We're almost exactly where we were a month ago. Unless half of America decides to spontaneously enter a cross-country road race as stay-at-home orders are lifted, the June contract is going to become a hot potato as expiry nears, just like May. Technicals mean almost nothing in commodity markets (a lesson I've come to learn recently), and are basically worthless in ones this manipulated/speculated.
I cite this comment from user JNKU on SeekingAlpha in full because it is the best, most thorough analysis of the situation I've seen yet:
"It looks to me like the super majors with access to the SPR or other storage capacity are doing 2 things: 1) Propping up the price of the front month contract, firing bazookas and bullets several times a day to rachet price upward and defend key levels. The ungodly amounts of money being burned doing this, and the immediate cost of buying barrels at a higher price than they otherwise would be able to get, is justified as preventing a market panic and longer-term deeper price collapse that will cost orders of magnitude more. 2) Doing #1 in a way designed to try to clear out both long and short speculators before May 19, spiking the price in both directions to clear out the weaker hands in the market.

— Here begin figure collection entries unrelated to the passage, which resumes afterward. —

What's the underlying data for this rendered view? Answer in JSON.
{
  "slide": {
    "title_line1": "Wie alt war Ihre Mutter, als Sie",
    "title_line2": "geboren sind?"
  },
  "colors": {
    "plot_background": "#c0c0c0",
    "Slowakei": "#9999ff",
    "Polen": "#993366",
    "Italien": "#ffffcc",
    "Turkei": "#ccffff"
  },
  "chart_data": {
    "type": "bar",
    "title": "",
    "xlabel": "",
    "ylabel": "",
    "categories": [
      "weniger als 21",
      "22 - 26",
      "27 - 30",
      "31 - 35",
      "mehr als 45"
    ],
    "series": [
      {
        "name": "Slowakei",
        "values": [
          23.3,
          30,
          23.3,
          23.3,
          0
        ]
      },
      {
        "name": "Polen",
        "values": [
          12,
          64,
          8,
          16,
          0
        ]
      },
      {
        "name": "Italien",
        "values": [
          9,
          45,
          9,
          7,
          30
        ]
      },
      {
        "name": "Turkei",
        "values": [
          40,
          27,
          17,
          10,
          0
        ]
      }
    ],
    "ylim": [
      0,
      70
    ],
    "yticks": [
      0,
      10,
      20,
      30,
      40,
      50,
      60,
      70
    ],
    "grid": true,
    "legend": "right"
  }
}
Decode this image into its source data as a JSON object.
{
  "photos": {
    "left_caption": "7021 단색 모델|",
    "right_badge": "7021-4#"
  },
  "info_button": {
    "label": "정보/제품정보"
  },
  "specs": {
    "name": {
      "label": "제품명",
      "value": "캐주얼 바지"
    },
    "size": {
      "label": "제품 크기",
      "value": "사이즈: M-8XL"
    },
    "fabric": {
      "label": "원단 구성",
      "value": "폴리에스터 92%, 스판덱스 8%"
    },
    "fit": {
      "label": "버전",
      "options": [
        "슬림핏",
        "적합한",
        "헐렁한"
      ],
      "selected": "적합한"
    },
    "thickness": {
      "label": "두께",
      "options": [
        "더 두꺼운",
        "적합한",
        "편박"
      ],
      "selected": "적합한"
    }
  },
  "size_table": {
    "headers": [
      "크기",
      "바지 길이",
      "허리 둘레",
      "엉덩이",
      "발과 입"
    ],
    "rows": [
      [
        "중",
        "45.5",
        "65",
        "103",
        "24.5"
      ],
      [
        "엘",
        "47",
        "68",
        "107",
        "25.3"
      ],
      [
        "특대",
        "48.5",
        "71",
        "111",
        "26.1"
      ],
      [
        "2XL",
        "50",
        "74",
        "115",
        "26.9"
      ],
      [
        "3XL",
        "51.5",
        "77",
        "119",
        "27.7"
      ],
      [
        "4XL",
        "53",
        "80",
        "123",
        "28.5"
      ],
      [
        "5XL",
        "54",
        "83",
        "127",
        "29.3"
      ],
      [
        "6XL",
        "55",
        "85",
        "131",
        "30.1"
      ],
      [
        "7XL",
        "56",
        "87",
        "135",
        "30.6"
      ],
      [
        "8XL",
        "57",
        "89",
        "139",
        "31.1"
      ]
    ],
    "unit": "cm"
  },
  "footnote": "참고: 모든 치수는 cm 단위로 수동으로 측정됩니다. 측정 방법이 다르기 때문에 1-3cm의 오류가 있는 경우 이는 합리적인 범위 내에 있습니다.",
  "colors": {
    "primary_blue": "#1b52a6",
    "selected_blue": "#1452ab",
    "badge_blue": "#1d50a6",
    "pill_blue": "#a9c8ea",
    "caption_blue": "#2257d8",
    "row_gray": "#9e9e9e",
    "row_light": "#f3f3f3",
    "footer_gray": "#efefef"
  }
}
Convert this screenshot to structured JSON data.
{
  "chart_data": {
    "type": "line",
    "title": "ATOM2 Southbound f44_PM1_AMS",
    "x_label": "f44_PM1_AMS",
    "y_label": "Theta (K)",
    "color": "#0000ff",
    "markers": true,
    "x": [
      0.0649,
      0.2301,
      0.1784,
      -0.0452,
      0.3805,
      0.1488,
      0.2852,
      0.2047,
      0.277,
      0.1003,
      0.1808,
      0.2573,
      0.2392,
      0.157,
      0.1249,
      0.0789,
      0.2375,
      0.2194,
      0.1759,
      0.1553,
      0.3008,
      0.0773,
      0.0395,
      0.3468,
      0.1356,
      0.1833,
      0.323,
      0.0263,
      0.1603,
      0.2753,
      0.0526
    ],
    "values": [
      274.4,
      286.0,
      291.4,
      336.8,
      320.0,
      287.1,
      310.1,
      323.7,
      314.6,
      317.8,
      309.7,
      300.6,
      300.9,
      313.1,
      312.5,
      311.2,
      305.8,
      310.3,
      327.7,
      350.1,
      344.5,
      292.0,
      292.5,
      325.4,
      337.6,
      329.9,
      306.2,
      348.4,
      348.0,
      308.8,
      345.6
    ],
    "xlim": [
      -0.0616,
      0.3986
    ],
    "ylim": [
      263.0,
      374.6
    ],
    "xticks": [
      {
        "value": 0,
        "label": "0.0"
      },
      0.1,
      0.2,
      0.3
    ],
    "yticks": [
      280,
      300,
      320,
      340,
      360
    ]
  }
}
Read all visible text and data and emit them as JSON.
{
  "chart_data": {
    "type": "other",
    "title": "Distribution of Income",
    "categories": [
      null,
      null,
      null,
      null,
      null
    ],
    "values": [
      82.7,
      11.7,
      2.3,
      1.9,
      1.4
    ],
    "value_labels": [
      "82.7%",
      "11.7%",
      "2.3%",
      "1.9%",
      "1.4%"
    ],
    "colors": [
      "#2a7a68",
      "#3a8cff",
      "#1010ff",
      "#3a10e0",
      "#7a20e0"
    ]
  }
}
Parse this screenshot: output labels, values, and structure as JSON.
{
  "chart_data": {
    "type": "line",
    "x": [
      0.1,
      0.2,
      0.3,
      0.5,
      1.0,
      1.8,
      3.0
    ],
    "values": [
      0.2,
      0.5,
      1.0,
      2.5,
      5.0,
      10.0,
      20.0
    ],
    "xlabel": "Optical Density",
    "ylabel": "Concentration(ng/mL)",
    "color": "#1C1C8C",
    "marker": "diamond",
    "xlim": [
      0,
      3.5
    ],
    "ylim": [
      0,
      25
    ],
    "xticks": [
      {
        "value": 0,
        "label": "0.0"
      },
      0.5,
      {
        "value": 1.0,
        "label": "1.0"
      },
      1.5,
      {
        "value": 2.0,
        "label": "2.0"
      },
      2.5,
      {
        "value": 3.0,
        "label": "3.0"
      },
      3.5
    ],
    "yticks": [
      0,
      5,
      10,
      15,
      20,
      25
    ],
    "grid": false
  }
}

Above all what they want to do is eliminate/mitigate headline risk that comes with scary levels of volatility as all eyes are on the days before settlement. The issue is that strong, well-funded hands forcibly moving the market for predictable reasons (which inevitably lead to a certain level of predictability in actions) are money-printing machines for quants who are even smarter/specialized in front-running market-mover operations. This inevitably also attracts people who *think* they're smarter, but don't know when to get out. Whether the latter constitute a substantial volume of open interest as we approach settlement is the question. Also muddying the waters is the action further down the strip where people seem to be continuing to target USO. USO having inadvertently made their job easier by moving into positions with lower trade volume (thus making it easier to move prices of the underlying securities)."
I'll be watching the daily open interest figures released by NYMEX very closely this week. So far, it seems JNKU is right: from Thursday to yesterday, combined OI in June and July fell by 48000 contracts, about 7% (I have a feeling a decent chunk of that was USO rebalancing). If this trend continues maybe the market will in fact be spared the historic volatility we saw last month. My gut tells me otherwise.